まだ30代前後の時に前夫の転勤でニューヨークの郊外に4年間住んでいたことがある。普通なら英語で意志の疎通ができなければ日本人の多いマンションに住むのだが、夫婦とも帰国子女だということでアメリカ人の人達と交流したいという思いもあって、アメリカ人の大家さんと3世帯住宅になっているところの部屋を借りて住むことになった。大家さんのJOEはとても気のいい人で当時80才近かった。ドイツ系の両親の元に生まれて、イタリア系の奥さまと結婚して3人のお嬢さんがいた。

お父さんがケーキ職人だったということでJOEはペペロンチーノも自分で作るしパウンドケーキも作ってその作り方を教えてくれたりした。バターも砂糖もたっぷりだったけど😅お返しに和食を作って持って行ったりした。JOEはジェミニという犬を飼っていて、リードはつけなくてもきちんと躾ができていたのには驚いたものだ。JOEがベンチに座ると黙って横におすわりをするのが習慣だった。この人間と犬の絆というのは特別なものだな、と今になると思う。みきにはおすわりや伏せなどきちんと躾ができなかったのは日本とアメリカの犬との関係の大きな違いがあったからかもしれない。JOEがうちの中でソファに座るとジェミニはすぐ横で伏せをした状態で次のコマンドを待っていた。

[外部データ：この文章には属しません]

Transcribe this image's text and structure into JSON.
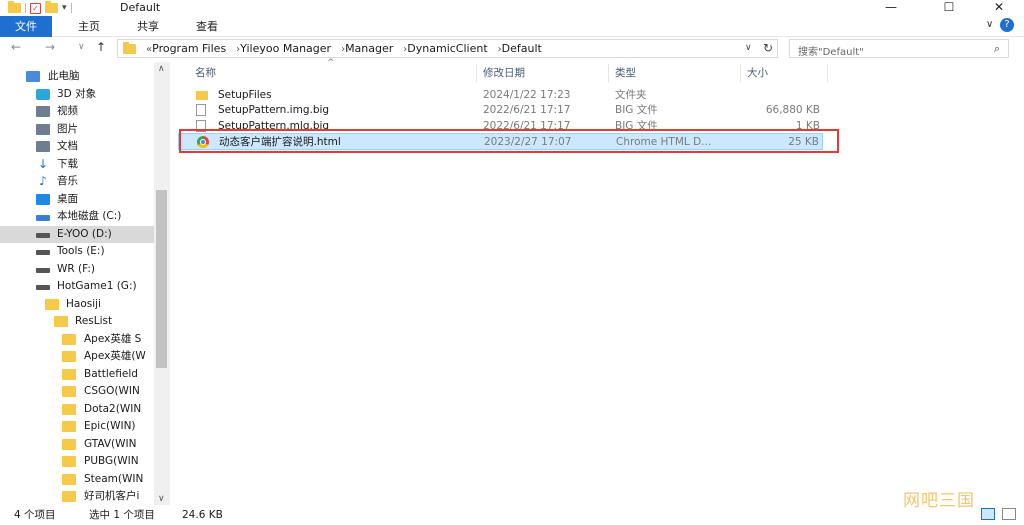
{
  "window": {
    "title": "Default"
  },
  "ribbon": {
    "tabs": [
      "文件",
      "主页",
      "共享",
      "查看"
    ],
    "help": "?"
  },
  "nav": {
    "back": "←",
    "forward": "→",
    "recent": "∨",
    "up": "↑",
    "refresh": "↻",
    "dropdown": "∨",
    "overflow": "«"
  },
  "breadcrumb": [
    "Program Files",
    "Yileyoo Manager",
    "Manager",
    "DynamicClient",
    "Default"
  ],
  "search": {
    "placeholder": "搜索\"Default\""
  },
  "sidebar": {
    "items": [
      "此电脑",
      "3D 对象",
      "视频",
      "图片",
      "文档",
      "下载",
      "音乐",
      "桌面",
      "本地磁盘 (C:)",
      "E-YOO (D:)",
      "Tools (E:)",
      "WR (F:)",
      "HotGame1 (G:)",
      "Haosiji",
      "ResList",
      "Apex英雄 S",
      "Apex英雄(W",
      "Battlefield",
      "CSGO(WIN",
      "Dota2(WIN",
      "Epic(WIN)",
      "GTAV(WIN",
      "PUBG(WIN",
      "Steam(WIN",
      "好司机客户i"
    ]
  },
  "columns": {
    "name": "名称",
    "date": "修改日期",
    "type": "类型",
    "size": "大小"
  },
  "files": [
    {
      "name": "SetupFiles",
      "date": "2024/1/22 17:23",
      "type": "文件夹",
      "size": ""
    },
    {
      "name": "SetupPattern.img.big",
      "date": "2022/6/21 17:17",
      "type": "BIG 文件",
      "size": "66,880 KB"
    },
    {
      "name": "SetupPattern.mlg.big",
      "date": "2022/6/21 17:17",
      "type": "BIG 文件",
      "size": "1 KB"
    },
    {
      "name": "动态客户端扩容说明.html",
      "date": "2023/2/27 17:07",
      "type": "Chrome HTML D...",
      "size": "25 KB"
    }
  ],
  "status": {
    "count": "4 个项目",
    "selected": "选中 1 个项目",
    "selected_size": "24.6 KB"
  },
  "watermark": "网吧三国",
  "colors": {
    "accent": "#1e6fd0",
    "selection": "#cce8ff",
    "highlight_border": "#e53935",
    "folder": "#f7c948"
  }
}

JOEはいつも亡くなった奥さまの手料理が美味しかったことを自慢していた。2人で他のお宅で食事をした時にその食事を褒めると負けず嫌いな奥さまは同じような料理を作ってくれたらしい。イタリア系の女性は料理上手だとその時知った。たまにJOEにリトルイタリーというイタリア人街に車で連れて行ってもらい、ランチをご馳走になった。日本人はうちの中で靴を脱ぐから部屋が綺麗だからということもあったしともかく日本びいきということもあって、いろいろよくしてもらった。

11月の感謝祭の時やクリスマスの時は夫婦で呼んでもらい、家族の一員のように楽しいひとときを過ごさせてもらったのがとても嬉しかった。感謝祭の時は七面鳥を、クリスマスの時はチキンを、その家族の大黒柱が焼いたものを切り分けるというならわしがあるのもその時知った。

JOEとお嬢さんたちをもてなした時に人気があったのはお好み焼きだった。失敗したのはグリーンピーススープ。お孫さん達におえっ、と言われてしまった時は苦笑いした。3人のお嬢さんは、看護師、スクールカウンセラー兼不動産屋さん、高校の校長先生とバリバリのキャリヤウーマン達ばかり。難しいことは分からなかったが、25年前のアメリカはすでに女性が社会で活躍していた。その空気を今日本でも感じることができるが、忙しすぎて心をなくさないように、というのが私がJOEからもらったメッセージだろうか。